Une « oreille » pour les délinquants sexuels
À Montréal, des bénévoles rencontrent chaque semaine des hommes condamnés pour infractions sexuelles : viol, pédophilie, inceste, agression sexuelle… Leur objectif ? Les accompagner pour limiter la récidive et favoriser leur réinsertion dans la société.
« On a fêté l’anniversaire de mon fils, il y avait sa tante et sa mamie. Et toi, ta semaine ? », demande Heïdi. « Moi, j’ai commencé mes démarches pour suivre une formation », répond Marcel. Chaque semaine, cet homme de 62 ans, dont le prénom a été modifié pour des raisons de sécurité, rencontre Heïdi et Nasthazia, deux bénévoles, et André Maillard, coordonnateur des cercles de soutien et de responsabilité (CSR) de Montréal. Condamné pour un viol et deux agressions sexuelles, Marcel est en maison de transition depuis un an et demi. Il a auparavant passé six ans en prison. Depuis octobre, il fait partie des CSR.

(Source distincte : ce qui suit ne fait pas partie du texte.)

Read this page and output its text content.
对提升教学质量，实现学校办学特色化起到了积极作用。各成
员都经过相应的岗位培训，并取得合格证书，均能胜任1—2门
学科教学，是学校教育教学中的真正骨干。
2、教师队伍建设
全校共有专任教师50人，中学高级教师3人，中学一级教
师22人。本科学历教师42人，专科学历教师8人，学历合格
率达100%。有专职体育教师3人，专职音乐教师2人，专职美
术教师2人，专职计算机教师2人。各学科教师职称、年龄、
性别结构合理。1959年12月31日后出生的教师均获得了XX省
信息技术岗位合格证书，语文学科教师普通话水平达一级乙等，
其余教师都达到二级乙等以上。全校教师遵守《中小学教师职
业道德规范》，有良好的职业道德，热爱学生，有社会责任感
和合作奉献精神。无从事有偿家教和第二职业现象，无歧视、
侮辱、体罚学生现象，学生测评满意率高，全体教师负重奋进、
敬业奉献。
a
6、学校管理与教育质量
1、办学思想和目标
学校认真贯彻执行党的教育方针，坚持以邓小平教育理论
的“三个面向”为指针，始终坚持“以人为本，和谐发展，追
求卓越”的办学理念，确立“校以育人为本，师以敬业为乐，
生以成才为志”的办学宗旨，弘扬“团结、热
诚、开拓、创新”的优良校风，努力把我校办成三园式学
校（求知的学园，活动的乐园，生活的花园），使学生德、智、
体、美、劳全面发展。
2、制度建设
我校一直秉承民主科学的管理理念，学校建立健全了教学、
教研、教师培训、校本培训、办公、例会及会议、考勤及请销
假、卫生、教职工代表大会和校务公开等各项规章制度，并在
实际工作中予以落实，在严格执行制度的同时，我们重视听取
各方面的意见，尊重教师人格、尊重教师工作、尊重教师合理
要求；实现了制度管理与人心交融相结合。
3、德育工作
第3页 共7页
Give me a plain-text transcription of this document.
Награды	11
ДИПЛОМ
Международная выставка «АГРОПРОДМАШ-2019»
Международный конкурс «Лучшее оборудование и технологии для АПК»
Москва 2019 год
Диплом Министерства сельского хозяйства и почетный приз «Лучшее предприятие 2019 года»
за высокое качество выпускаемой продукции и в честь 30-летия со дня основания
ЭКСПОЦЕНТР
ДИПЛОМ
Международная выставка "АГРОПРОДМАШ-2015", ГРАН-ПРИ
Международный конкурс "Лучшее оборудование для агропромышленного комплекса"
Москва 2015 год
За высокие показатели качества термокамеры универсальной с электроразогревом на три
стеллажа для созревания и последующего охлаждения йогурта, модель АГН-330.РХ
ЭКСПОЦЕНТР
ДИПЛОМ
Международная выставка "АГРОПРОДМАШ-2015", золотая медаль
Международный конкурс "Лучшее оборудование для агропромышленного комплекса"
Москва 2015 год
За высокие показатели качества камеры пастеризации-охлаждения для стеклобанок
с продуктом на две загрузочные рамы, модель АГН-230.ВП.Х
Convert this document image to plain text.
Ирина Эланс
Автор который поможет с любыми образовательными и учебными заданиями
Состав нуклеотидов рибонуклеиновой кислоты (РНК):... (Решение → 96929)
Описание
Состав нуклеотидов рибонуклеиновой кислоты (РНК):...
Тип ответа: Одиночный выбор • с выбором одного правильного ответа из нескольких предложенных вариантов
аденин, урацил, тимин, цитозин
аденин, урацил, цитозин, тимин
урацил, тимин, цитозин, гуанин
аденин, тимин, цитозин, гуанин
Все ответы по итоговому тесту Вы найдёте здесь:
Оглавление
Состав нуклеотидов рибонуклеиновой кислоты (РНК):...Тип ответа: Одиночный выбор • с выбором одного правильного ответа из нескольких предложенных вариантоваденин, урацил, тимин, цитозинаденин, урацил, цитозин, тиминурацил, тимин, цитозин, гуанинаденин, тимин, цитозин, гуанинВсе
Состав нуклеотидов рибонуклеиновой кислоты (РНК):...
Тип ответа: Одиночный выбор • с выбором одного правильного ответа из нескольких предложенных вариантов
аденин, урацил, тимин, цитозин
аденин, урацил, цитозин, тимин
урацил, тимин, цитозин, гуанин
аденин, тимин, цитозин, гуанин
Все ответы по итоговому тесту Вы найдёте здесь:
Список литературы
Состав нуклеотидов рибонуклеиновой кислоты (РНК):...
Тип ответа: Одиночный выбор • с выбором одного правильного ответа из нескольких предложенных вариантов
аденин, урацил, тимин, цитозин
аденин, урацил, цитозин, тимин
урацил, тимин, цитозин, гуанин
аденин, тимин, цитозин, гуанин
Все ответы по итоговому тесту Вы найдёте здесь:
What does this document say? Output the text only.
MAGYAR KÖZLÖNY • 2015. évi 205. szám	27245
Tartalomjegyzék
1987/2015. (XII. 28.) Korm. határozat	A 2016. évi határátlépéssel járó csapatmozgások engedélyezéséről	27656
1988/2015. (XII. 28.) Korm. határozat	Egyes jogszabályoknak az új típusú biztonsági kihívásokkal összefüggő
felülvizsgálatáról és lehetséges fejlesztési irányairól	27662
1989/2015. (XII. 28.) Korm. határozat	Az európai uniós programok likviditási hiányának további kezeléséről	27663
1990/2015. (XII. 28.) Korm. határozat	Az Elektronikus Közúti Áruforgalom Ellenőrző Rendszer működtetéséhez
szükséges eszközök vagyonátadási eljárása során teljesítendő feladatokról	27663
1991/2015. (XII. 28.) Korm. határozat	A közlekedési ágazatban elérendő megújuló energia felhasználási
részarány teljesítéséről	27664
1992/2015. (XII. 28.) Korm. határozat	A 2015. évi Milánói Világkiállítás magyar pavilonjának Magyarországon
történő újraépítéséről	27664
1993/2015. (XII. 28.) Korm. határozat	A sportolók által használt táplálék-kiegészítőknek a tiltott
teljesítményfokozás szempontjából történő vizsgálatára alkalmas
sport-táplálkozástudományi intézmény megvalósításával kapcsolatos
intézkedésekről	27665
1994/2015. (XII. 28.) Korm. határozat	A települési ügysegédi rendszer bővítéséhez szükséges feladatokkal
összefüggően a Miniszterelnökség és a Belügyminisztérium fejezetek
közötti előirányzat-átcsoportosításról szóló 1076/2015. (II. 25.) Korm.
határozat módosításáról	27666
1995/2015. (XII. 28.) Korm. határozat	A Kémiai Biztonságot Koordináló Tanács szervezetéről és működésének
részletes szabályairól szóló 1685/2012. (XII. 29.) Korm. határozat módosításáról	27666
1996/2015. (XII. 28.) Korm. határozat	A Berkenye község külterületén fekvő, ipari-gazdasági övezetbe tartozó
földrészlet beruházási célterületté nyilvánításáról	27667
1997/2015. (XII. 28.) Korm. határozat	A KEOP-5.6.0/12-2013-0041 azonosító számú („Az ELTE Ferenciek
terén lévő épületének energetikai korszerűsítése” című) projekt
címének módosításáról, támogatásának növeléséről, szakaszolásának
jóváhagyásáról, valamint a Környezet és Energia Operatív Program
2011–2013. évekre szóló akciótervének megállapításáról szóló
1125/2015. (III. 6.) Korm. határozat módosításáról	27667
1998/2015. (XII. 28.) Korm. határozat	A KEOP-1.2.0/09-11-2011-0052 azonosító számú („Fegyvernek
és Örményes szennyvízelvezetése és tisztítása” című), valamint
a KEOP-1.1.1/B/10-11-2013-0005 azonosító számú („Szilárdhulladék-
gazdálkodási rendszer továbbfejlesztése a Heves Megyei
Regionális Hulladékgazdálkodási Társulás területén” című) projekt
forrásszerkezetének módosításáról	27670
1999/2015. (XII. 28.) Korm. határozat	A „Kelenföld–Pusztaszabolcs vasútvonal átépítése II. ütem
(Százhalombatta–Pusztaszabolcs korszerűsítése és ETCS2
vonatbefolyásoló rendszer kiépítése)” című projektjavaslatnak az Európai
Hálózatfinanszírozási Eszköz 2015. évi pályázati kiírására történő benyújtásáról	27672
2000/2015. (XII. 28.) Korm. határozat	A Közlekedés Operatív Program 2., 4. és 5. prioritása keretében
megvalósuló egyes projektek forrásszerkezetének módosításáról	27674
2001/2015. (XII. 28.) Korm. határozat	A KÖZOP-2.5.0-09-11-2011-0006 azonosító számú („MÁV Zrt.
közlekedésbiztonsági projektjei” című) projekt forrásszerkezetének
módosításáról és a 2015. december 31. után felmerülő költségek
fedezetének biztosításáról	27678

Créés en 1994 au Canada, les CSR visent à limiter la récidive de personnes condamnées pour infractions sexuelles. Et à faciliter leur réinsertion dans la société. On en dénombre 17 au pays, dont 2 au Québec, à Montréal – l’un francophone, l’autre anglophone.
Le cercle francophone, créé au début des années 2000, vit uniquement grâce à des subventions fédérales. Trente-cinq hommes y sont accompagnés. Tous ont été condamnés ou sont en attente de procès pour infractions sexuelles : agressions sexuelles, viols, pédophilie, pornographie juvénile, inceste… La majorité sont en maison de transition, mais certains sont en prison ou en liberté.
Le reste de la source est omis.